I just read an article over at Forbes’ Bric Breaker blog, authored by Kenneth Rapoza. The article, Brazil businessmen Urge Obama to Sign Double Taxation Treaty, reports that U.S. and Brazilian executives asked President Obama today [March 19, 2011] to sign a treaty that would end double taxation of goods traded between the two countries.
Given Brazil’s emergence as a world economic leader in the past decade, the signing of a double taxation treaty between the two countries would greatly benefit U.S. and Brazilian investors.
The Treaty to Prevent Double Taxation is in force with 26 countries around the world. These countries include Brazil, India and China. A double taxation prevention treaty, in principle, enables offsetting tax paid in one of 2 countries against the tax payable in the other, in this way preventing double taxation.

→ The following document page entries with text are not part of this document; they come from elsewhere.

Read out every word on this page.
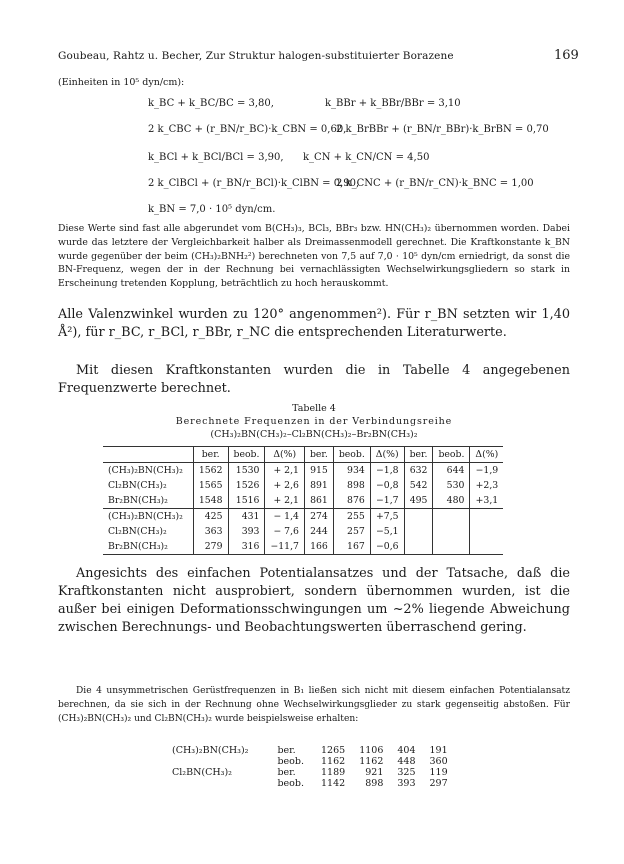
Goubeau, Rahtz u. Becher, Zur Struktur halogen-substituierter Borazene	169
(Einheiten in 10⁵ dyn/cm):
k_BC + k_BC/BC = 3,80,	k_BBr + k_BBr/BBr = 3,10
2 k_CBC + (r_BN/r_BC)·k_CBN = 0,60,
2 k_BrBBr + (r_BN/r_BBr)·k_BrBN = 0,70
k_BCl + k_BCl/BCl = 3,90, k_CN + k_CN/CN = 4,50
2 k_ClBCl + (r_BN/r_BCl)·k_ClBN = 0,90,
2 k_CNC + (r_BN/r_CN)·k_BNC = 1,00
k_BN = 7,0 · 10⁵ dyn/cm.
Diese Werte sind fast alle abgerundet vom B(CH₃)₃, BCl₃, BBr₃ bzw. HN(CH₃)₂ übernommen worden. Dabei wurde das letztere der Vergleichbarkeit halber als Dreimassenmodell gerechnet. Die Kraftkonstante k_BN wurde gegenüber der beim (CH₃)₂BNH₂²) berechneten von 7,5 auf 7,0 · 10⁵ dyn/cm erniedrigt, da sonst die BN-Frequenz, wegen der in der Rechnung bei vernachlässigten Wechselwirkungsgliedern so stark in Erscheinung tretenden Kopplung, beträchtlich zu hoch herauskommt.
Alle Valenzwinkel wurden zu 120° angenommen²). Für r_BN setzten wir 1,40 Å²), für r_BC, r_BCl, r_BBr, r_NC die entsprechenden Literaturwerte.
Mit diesen Kraftkonstanten wurden die in Tabelle 4 angegebenen Frequenzwerte berechnet.
Tabelle 4
Berechnete Frequenzen in der Verbindungsreihe
(CH₃)₂BN(CH₃)₂–Cl₂BN(CH₃)₂–Br₂BN(CH₃)₂
	ber.	beob.	Δ(%)	ber.	beob.	Δ(%)	ber.	beob.	Δ(%)
(CH₃)₂BN(CH₃)₂	1562	1530	+ 2,1	915	934	−1,8	632	644	−1,9
Cl₂BN(CH₃)₂	1565	1526	+ 2,6	891	898	−0,8	542	530	+2,3
Br₂BN(CH₃)₂	1548	1516	+ 2,1	861	876	−1,7	495	480	+3,1
(CH₃)₂BN(CH₃)₂	425	431	− 1,4	274	255	+7,5			
Cl₂BN(CH₃)₂	363	393	− 7,6	244	257	−5,1			
Br₂BN(CH₃)₂	279	316	−11,7	166	167	−0,6			
Angesichts des einfachen Potentialansatzes und der Tatsache, daß die Kraftkonstanten nicht ausprobiert, sondern übernommen wurden, ist die außer bei einigen Deformationsschwingungen um ~2% liegende Abweichung zwischen Berechnungs- und Beobachtungswerten überraschend gering.
Die 4 unsymmetrischen Gerüstfrequenzen in B₁ ließen sich nicht mit diesem einfachen Potentialansatz berechnen, da sie sich in der Rechnung ohne Wechselwirkungsglieder zu stark gegenseitig abstoßen. Für (CH₃)₂BN(CH₃)₂ und Cl₂BN(CH₃)₂ wurde beispielsweise erhalten:
(CH₃)₂BN(CH₃)₂	ber.	1265	1106	404	191
	beob.	1162	1162	448	360
Cl₂BN(CH₃)₂	ber.	1189	921	325	119
	beob.	1142	898	393	297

Another key factor of a double taxation treaty is the grant of an exemption or tax at a reduced rate on certain receipts such as interest, royalties, dividends, capital gains and others that are connected with a transaction carried out between parties associated with the double taxation treaty.
From political, economic and legal standpoints, the conclusion of a double taxation treaty would be an important milestone toward widening diplomatic and economic relations between both countries. The treaty would create new investment opportunities as a result of the legal security that would extend to both Brazilian and U.S. investors.
The conclusion of a double taxation treaty between both countries should generate tax benefits particularly for Brazilian investors. Assuming that the treaty would limit withholding income tax to 15% (as it is normally the case in the current Brazilian double taxation treaties), Brazilian investors would benefit from a U.S. tax reduction given that withholding tax under U.S. law is normally levied at the rate of 30%.
This would be a win-win for both the U.S. and Brazil–what do you think?